What would be the solution for this issue?
Well, go back to first solution. You update value of imported module's variable and then create pool of processes.
Now the real issue with the lack of speedup.
Here is the interesting part from documentation on how functions are pickled:
Note that functions (built-in and user-defined) are pickled by “fully
qualified” name reference, not by value. This means that only the
function name is pickled, along with the name of the module the
function is defined in. Neither the function’s code, nor any of its
function attributes are pickled. Thus the defining module must be
importable in the unpickling environment, and the module must contain
the named object, otherwise an exception will be raised.
This means that your function pickling should not be a time wasting process, or at least not by itself. What causes lack of speedup is that for ~600 data objects in list that you pass to imap_unordered
call, you pass each one of them to a worker process. Once again, underlying implementation of multiprocessing.Pool
may be the cause of this issue.
If you go deeper into multiprocessing.Pool
implementation, you will see that two Threads
using Queue
are handling communication between parent and all child (worker) processes. Because of this and that all processes constantly require arguments for function and constantly return responses, you end up with very busy parent process. That is why 'a lot' of time is spent doing 'dispatching' work passing data to and from worker processes.
What to do about this?
Try to increase number of data objects that are processes in worker process at any time. In your example, you pass one data object after other and you can be sure that each worker process is processing exactly one data object at any time. Why not increase the number of data objects you pass to worker process? That way you can make each process busier with processing 10, 20 or even more data objects. From what I can see, imap_unordered
has an chunksize
argument. It's set to 1
by default. Try increasing it.

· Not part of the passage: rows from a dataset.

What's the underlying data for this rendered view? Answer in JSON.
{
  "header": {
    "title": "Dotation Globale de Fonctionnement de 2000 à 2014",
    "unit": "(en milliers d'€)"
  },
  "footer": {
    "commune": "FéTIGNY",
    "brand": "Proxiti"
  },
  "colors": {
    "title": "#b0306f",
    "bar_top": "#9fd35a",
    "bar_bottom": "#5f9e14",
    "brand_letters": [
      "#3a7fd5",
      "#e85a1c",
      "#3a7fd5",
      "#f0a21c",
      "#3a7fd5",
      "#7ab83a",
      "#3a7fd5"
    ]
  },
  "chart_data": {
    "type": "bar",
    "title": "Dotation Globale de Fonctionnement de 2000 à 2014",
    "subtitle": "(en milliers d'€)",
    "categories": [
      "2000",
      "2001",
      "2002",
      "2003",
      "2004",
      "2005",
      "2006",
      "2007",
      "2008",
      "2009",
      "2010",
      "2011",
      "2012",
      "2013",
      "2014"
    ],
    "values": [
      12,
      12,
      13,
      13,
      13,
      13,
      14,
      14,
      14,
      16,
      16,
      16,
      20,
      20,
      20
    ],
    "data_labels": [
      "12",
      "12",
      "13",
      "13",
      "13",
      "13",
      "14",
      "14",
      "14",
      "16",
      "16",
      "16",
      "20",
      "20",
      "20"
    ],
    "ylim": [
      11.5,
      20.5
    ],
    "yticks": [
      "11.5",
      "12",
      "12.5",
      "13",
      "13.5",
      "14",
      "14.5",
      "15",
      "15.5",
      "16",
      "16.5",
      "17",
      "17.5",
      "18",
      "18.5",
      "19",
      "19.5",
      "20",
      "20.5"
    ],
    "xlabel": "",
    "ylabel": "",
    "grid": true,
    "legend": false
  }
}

Something like this:
import multiprocessing.pool
from contextlib import closing
import os
def big_function(params):
results = []
for p in params:
results.append(process(another_module.global_variable[p]))
return results
def dispatcher():
# sharing read-only global variable taking benefit from Unix
# which follows policy copy-on-update
# https://stackoverflow.com/questions/19366259/
another_module.global_variable = huge_list
# send indices
params = range(len(another_module.global_variable))
with closing(multiprocessing.pool.Pool(processes=os.cpu_count())) as p:
multiprocessing_result = list(p.imap_unordered(big_function, params, chunksize=10))
return multiprocessing_result
Couple of advices:
- I see that you create
params
as a list of indexes, that you use to pick particular data object in big_function
. You can create tuples that represent first and last index and pass them to big_function
. This can be a way of increasing chunk of work. This is an alternative approach to the one I proposed above.
- Unless you explicitly like to have
Pool(processes=os.cpu_count())
, you can omit it. It by default takes number of CPU cores.
Sorry for the length of answer or any typo that might have sneaked in.